無理だと判断したなら、すぐに別の手を考えろ!」
「はい!」
息が上がっているクレアとは対称的に、カークは汗ひとつかいていなかった。
例の一件以来、クレアはこうして、よく打ち合いをしながら指導を受けていた。
「あっ!」
最後は、クレアが剣を弾かれ、喉元に剣を突きつけられて終わった。
「あ~!
勝てない!」
クレアはその場に座り込んで、空を仰いだ。
「だが、打ち合う合数は増えてきている」
「わぷっ!」
そこに、カークがタオルをふわっと落とす。
クレアはそれを受け取り、汗を拭き取った。
タオルからはふわりと爽やかな香りがした。
「筋は悪くない。
だが、どうにも剣筋が正直すぎる。
魔獣相手にはよくても、知性を有する相手には読まれやすい。
もう少し変則的な動きも取り入れなければ」
「う~ん。
なんというか、性に合わないんですよね」
クレアは悩ましげに首を傾げている。
「まあ、気持ちは分かる」
その様子に軽く笑みを浮かべ、カークはクレアの前に腰を落とした。
「俺も、かつてはおまえのように、ただひたすらに真っ直ぐな剣を目指し、一心不乱に剣を振ってきた」
カークが真っ直ぐにクレアを見つめると、クレアもそれに応えて、真面目に、話に耳を傾けた。

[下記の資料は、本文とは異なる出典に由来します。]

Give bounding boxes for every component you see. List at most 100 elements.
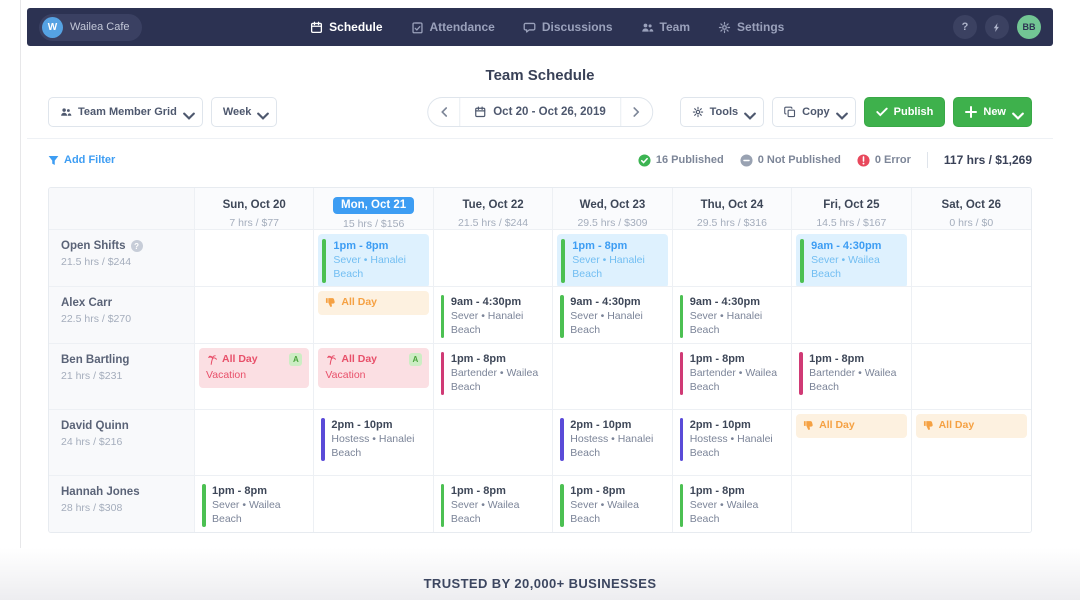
open-shift-card[interactable]: 1pm - 8pm Sever • Hanalei Beach xyxy=(318,234,429,286)
shift-card[interactable]: 9am - 4:30pm Sever • Hanalei Beach xyxy=(438,291,548,342)
next-week-button[interactable] xyxy=(619,98,652,126)
question-circle-icon: ? xyxy=(130,240,143,252)
shift-card[interactable]: 1pm - 8pm Sever • Wailea Beach xyxy=(438,480,548,531)
not-published-count: 0 Not Published xyxy=(757,154,841,166)
thumbs-down-icon xyxy=(923,420,934,431)
schedule-cell[interactable]: 9am - 4:30pm Sever • Wailea Beach xyxy=(792,230,912,287)
employee-name: Open Shifts? xyxy=(61,240,182,252)
copy-dropdown[interactable]: Copy xyxy=(772,97,856,127)
schedule-cell[interactable]: 1pm - 8pm Bartender • Wailea Beach xyxy=(433,344,554,410)
schedule-cell[interactable] xyxy=(792,287,912,344)
vacation-card[interactable]: All Day A Vacation xyxy=(318,348,429,389)
schedule-cell[interactable]: 1pm - 8pm Sever • Wailea Beach xyxy=(195,476,315,532)
shift-color-bar xyxy=(560,484,564,527)
nav-item-attendance[interactable]: Attendance xyxy=(411,20,495,34)
schedule-cell[interactable] xyxy=(672,230,793,287)
schedule-cell[interactable] xyxy=(911,230,1031,287)
schedule-cell[interactable]: 2pm - 10pm Hostess • Hanalei Beach xyxy=(672,410,793,476)
shift-card[interactable]: 1pm - 8pm Sever • Wailea Beach xyxy=(199,480,309,531)
day-header[interactable]: Wed, Oct 23 29.5 hrs / $309 xyxy=(553,188,673,230)
shift-card[interactable]: 1pm - 8pm Sever • Wailea Beach xyxy=(677,480,787,531)
schedule-cell[interactable]: 1pm - 8pm Sever • Hanalei Beach xyxy=(553,230,673,287)
row-name-cell: Alex Carr 22.5 hrs / $270 xyxy=(49,287,195,344)
shift-card[interactable]: 9am - 4:30pm Sever • Hanalei Beach xyxy=(677,291,787,342)
schedule-cell[interactable] xyxy=(314,476,434,532)
nav-item-settings[interactable]: Settings xyxy=(718,20,784,34)
shift-time: 9am - 4:30pm xyxy=(570,296,641,308)
clipboard-check-icon xyxy=(411,21,424,34)
schedule-cell[interactable] xyxy=(195,230,315,287)
shift-card[interactable]: 2pm - 10pm Hostess • Hanalei Beach xyxy=(557,414,667,465)
schedule-cell[interactable] xyxy=(911,344,1031,410)
schedule-cell[interactable]: All Day xyxy=(792,410,912,476)
not-published-status: 0 Not Published xyxy=(740,153,841,167)
shift-color-bar xyxy=(800,239,804,283)
schedule-cell[interactable]: 1pm - 8pm Bartender • Wailea Beach xyxy=(792,344,912,410)
shift-time: 1pm - 8pm xyxy=(450,353,506,365)
schedule-cell[interactable]: 1pm - 8pm Sever • Wailea Beach xyxy=(553,476,673,532)
shift-card[interactable]: 1pm - 8pm Bartender • Wailea Beach xyxy=(677,348,787,399)
schedule-cell[interactable]: All Day A Vacation xyxy=(195,344,315,410)
schedule-cell[interactable]: 2pm - 10pm Hostess • Hanalei Beach xyxy=(314,410,434,476)
company-switcher[interactable]: W Wailea Cafe xyxy=(39,13,142,41)
shift-card[interactable]: 1pm - 8pm Sever • Wailea Beach xyxy=(557,480,667,531)
schedule-cell[interactable] xyxy=(792,476,912,532)
schedule-cell[interactable] xyxy=(195,410,315,476)
schedule-cell[interactable]: 1pm - 8pm Sever • Wailea Beach xyxy=(433,476,554,532)
day-header[interactable]: Sun, Oct 20 7 hrs / $77 xyxy=(195,188,315,230)
day-header[interactable]: Tue, Oct 22 21.5 hrs / $244 xyxy=(433,188,554,230)
unavailable-card[interactable]: All Day xyxy=(796,414,907,438)
schedule-cell[interactable]: All Day xyxy=(911,410,1031,476)
unavailable-card[interactable]: All Day xyxy=(915,414,1027,438)
new-dropdown[interactable]: New xyxy=(953,97,1032,127)
shift-time: 1pm - 8pm xyxy=(572,240,628,252)
schedule-cell[interactable]: 2pm - 10pm Hostess • Hanalei Beach xyxy=(553,410,673,476)
schedule-cell[interactable] xyxy=(433,230,554,287)
schedule-cell[interactable] xyxy=(911,287,1031,344)
nav-item-label: Discussions xyxy=(541,20,613,34)
schedule-cell[interactable]: 1pm - 8pm Sever • Wailea Beach xyxy=(672,476,793,532)
schedule-cell[interactable] xyxy=(553,344,673,410)
schedule-cell[interactable]: 1pm - 8pm Bartender • Wailea Beach xyxy=(672,344,793,410)
user-avatar[interactable]: BB xyxy=(1016,15,1041,39)
day-header-label: Sun, Oct 20 xyxy=(222,199,286,211)
date-range-button[interactable]: Oct 20 - Oct 26, 2019 xyxy=(460,98,620,126)
shift-card[interactable]: 1pm - 8pm Bartender • Wailea Beach xyxy=(796,348,906,399)
unavailable-card[interactable]: All Day xyxy=(318,291,429,315)
day-header[interactable]: Fri, Oct 25 14.5 hrs / $167 xyxy=(792,188,912,230)
day-header-label: Sat, Oct 26 xyxy=(941,199,1001,211)
previous-week-button[interactable] xyxy=(428,98,461,126)
schedule-cell[interactable] xyxy=(911,476,1031,532)
nav-item-team[interactable]: Team xyxy=(641,20,690,34)
schedule-cell[interactable]: 9am - 4:30pm Sever • Hanalei Beach xyxy=(433,287,554,344)
schedule-cell[interactable]: 9am - 4:30pm Sever • Hanalei Beach xyxy=(553,287,673,344)
publish-button[interactable]: Publish xyxy=(863,97,946,127)
view-selector-dropdown[interactable]: Team Member Grid xyxy=(48,97,203,127)
whats-new-button[interactable] xyxy=(984,15,1009,39)
day-header[interactable]: Mon, Oct 21 15 hrs / $156 xyxy=(314,188,434,230)
shift-card[interactable]: 1pm - 8pm Bartender • Wailea Beach xyxy=(438,348,548,399)
vacation-card[interactable]: All Day A Vacation xyxy=(199,348,310,389)
period-selector-label: Week xyxy=(222,106,252,118)
period-selector-dropdown[interactable]: Week xyxy=(210,97,278,127)
nav-item-schedule[interactable]: Schedule xyxy=(310,20,383,34)
schedule-cell[interactable]: 9am - 4:30pm Sever • Hanalei Beach xyxy=(672,287,793,344)
schedule-cell[interactable]: All Day A Vacation xyxy=(314,344,434,410)
open-shift-card[interactable]: 9am - 4:30pm Sever • Wailea Beach xyxy=(796,234,907,286)
shift-card[interactable]: 2pm - 10pm Hostess • Hanalei Beach xyxy=(318,414,428,465)
add-filter-button[interactable]: Add Filter xyxy=(48,154,115,166)
schedule-cell[interactable] xyxy=(195,287,315,344)
shift-card[interactable]: 2pm - 10pm Hostess • Hanalei Beach xyxy=(677,414,787,465)
tools-dropdown[interactable]: Tools xyxy=(679,97,765,127)
help-button[interactable]: ? xyxy=(952,15,977,39)
day-header[interactable]: Thu, Oct 24 29.5 hrs / $316 xyxy=(672,188,793,230)
shift-time: 2pm - 10pm xyxy=(331,419,393,431)
schedule-cell[interactable]: All Day xyxy=(314,287,434,344)
shift-card[interactable]: 9am - 4:30pm Sever • Hanalei Beach xyxy=(557,291,667,342)
company-avatar: W xyxy=(42,16,63,38)
schedule-cell[interactable]: 1pm - 8pm Sever • Hanalei Beach xyxy=(314,230,434,287)
day-header[interactable]: Sat, Oct 26 0 hrs / $0 xyxy=(911,188,1031,230)
open-shift-card[interactable]: 1pm - 8pm Sever • Hanalei Beach xyxy=(557,234,668,286)
schedule-cell[interactable] xyxy=(433,410,554,476)
nav-item-discussions[interactable]: Discussions xyxy=(523,20,613,34)
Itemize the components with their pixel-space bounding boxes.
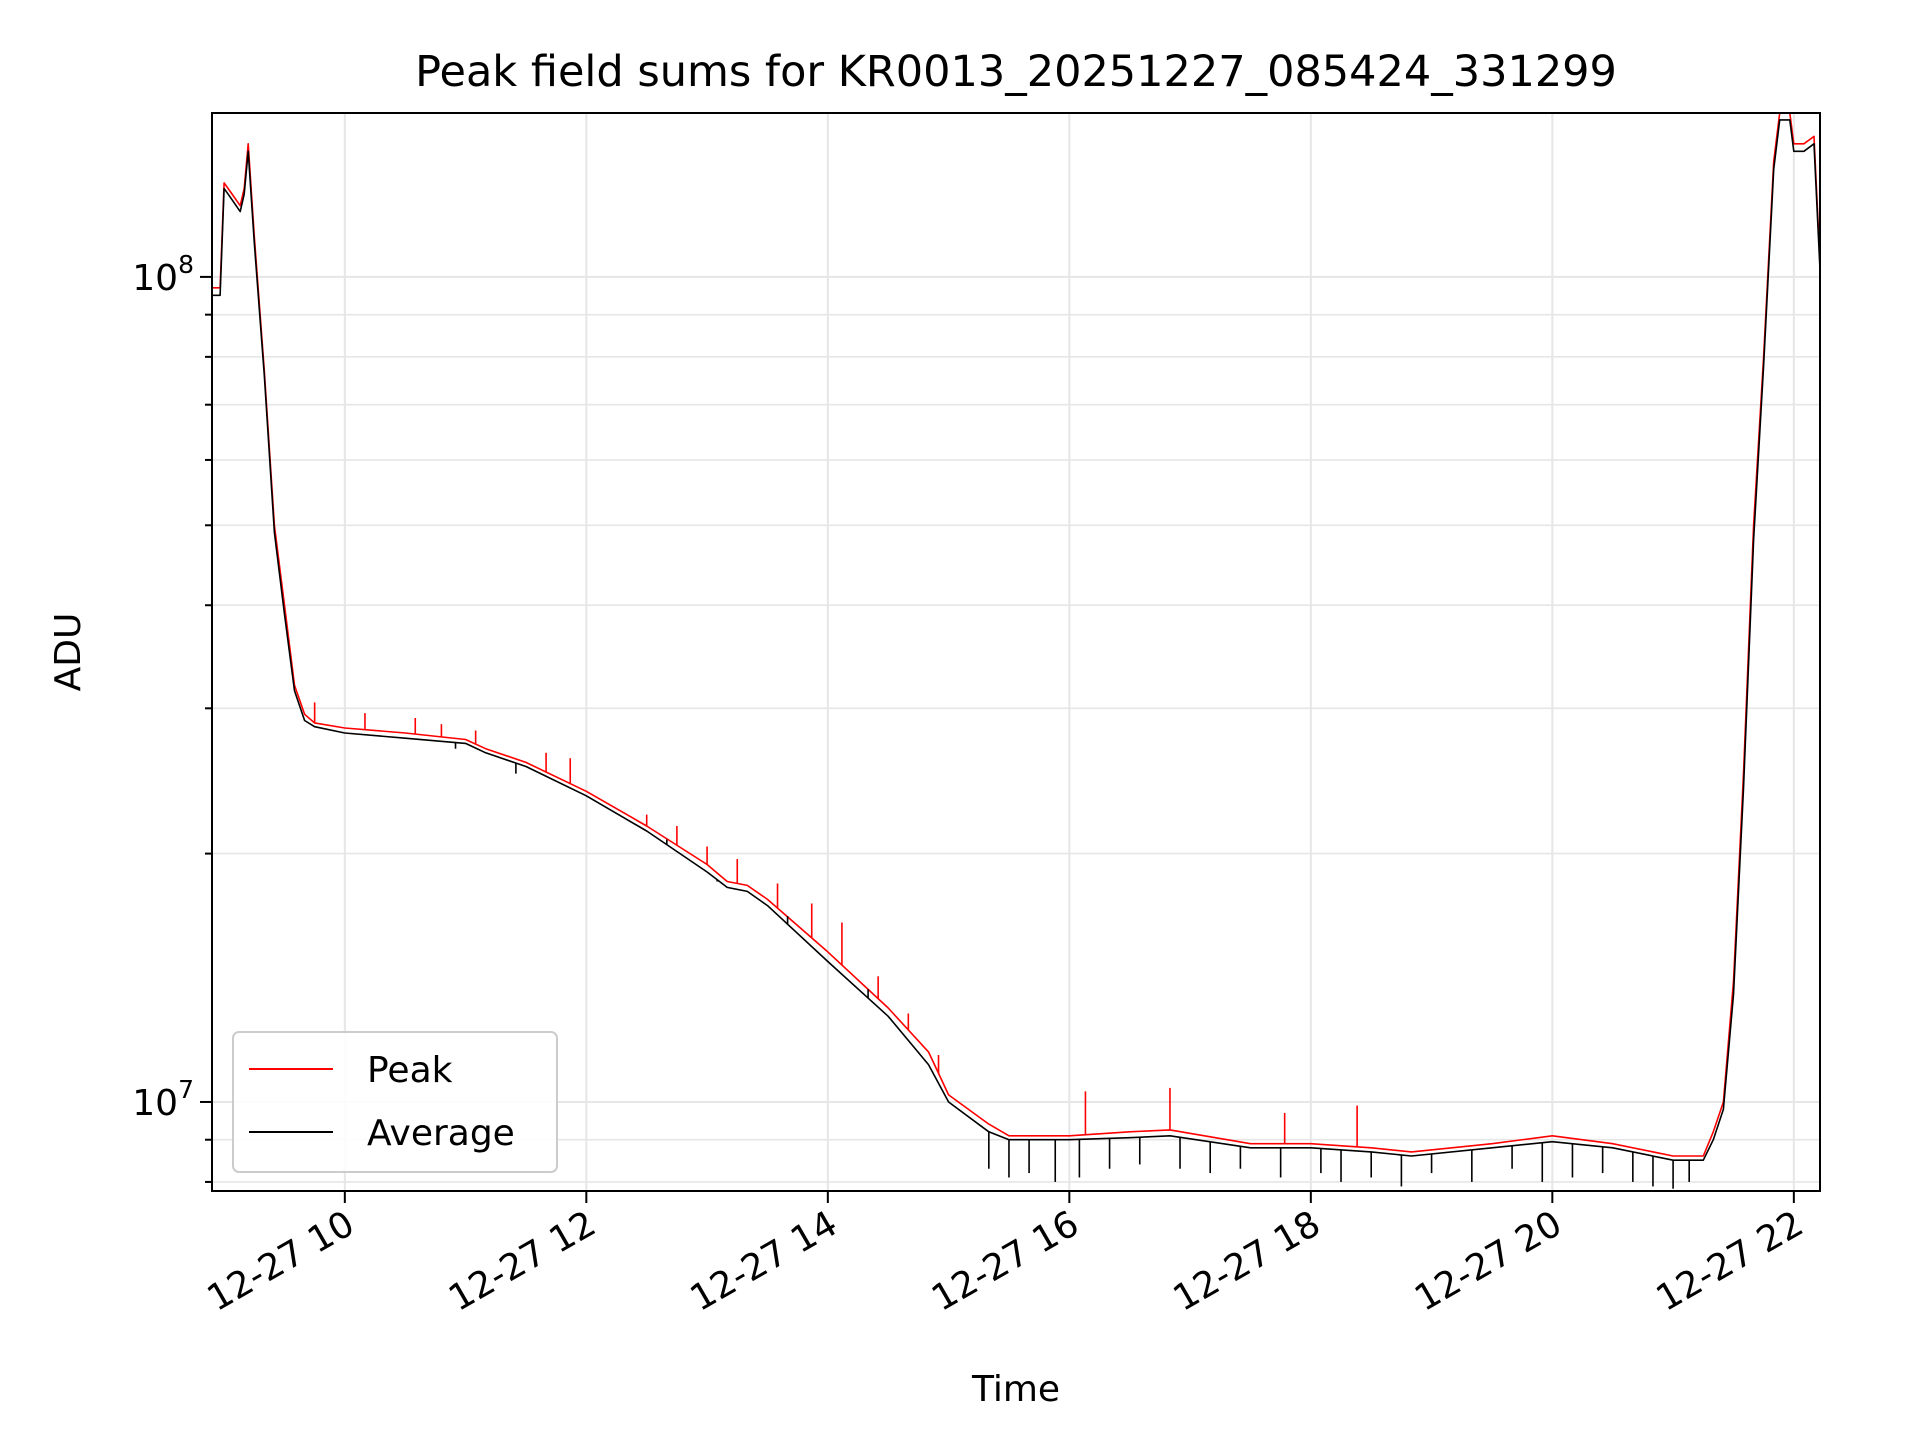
grid [212,113,1820,1191]
series-line-average [212,119,1820,1161]
legend-label-average: Average [367,1113,515,1154]
y-tick-label: 107 [132,1075,194,1124]
series-layer [212,113,1820,1189]
legend-label-peak: Peak [367,1050,453,1091]
chart-title: Peak field sums for KR0013_20251227_0854… [415,47,1617,97]
x-axis-label: Time [971,1369,1060,1410]
legend-box [232,1031,558,1173]
legend: Peak Average [232,1031,558,1173]
y-axis-ticks: 107 108 [132,250,212,1183]
plot-frame [211,112,1821,1192]
y-tick-label: 108 [132,250,194,299]
y-axis-label: ADU [48,613,89,692]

「でも、カーク先輩は今では変幻自在な太刀筋が得意じゃないですか。
いったい、何をしたんですか?」
「なにもしてない。
ただ、王子の側近護衛に選ばれて、考え方が変わった」
「え?」
カークは過去を思い出すように空を見上げた。
「俺がやられれば、王子が殺されるかもしれない。
スケイルもいるが、前衛である俺が死ねば、それだけ王子が危険に晒される。
それなのに、真っ直ぐ剣などというものにこだわっているわけにはいかない。
王子を守るためならば、そのために自分が生きるためならば、己のスタイルなど、如何様にも変えてみせよう。
そう、思ったんだ」
「……」
遠くを、遥か高みを見つめるかのようなカークの顔を、クレアは黙って見つめていた。
「とはいえ、おまえにもそうしろとは言わない。
無理に自分に合わないスタイルで剣を振っても、芯がぶれるだけだ。
折れない真っ直ぐな剣を望むなら、何にも負けない、誰よりも強い剣になればいい」
そう言って、カークはクレアの頭をくしゃくしゃと撫でた。
「……はい」
クレアはされるがままで、小さく返事を返した。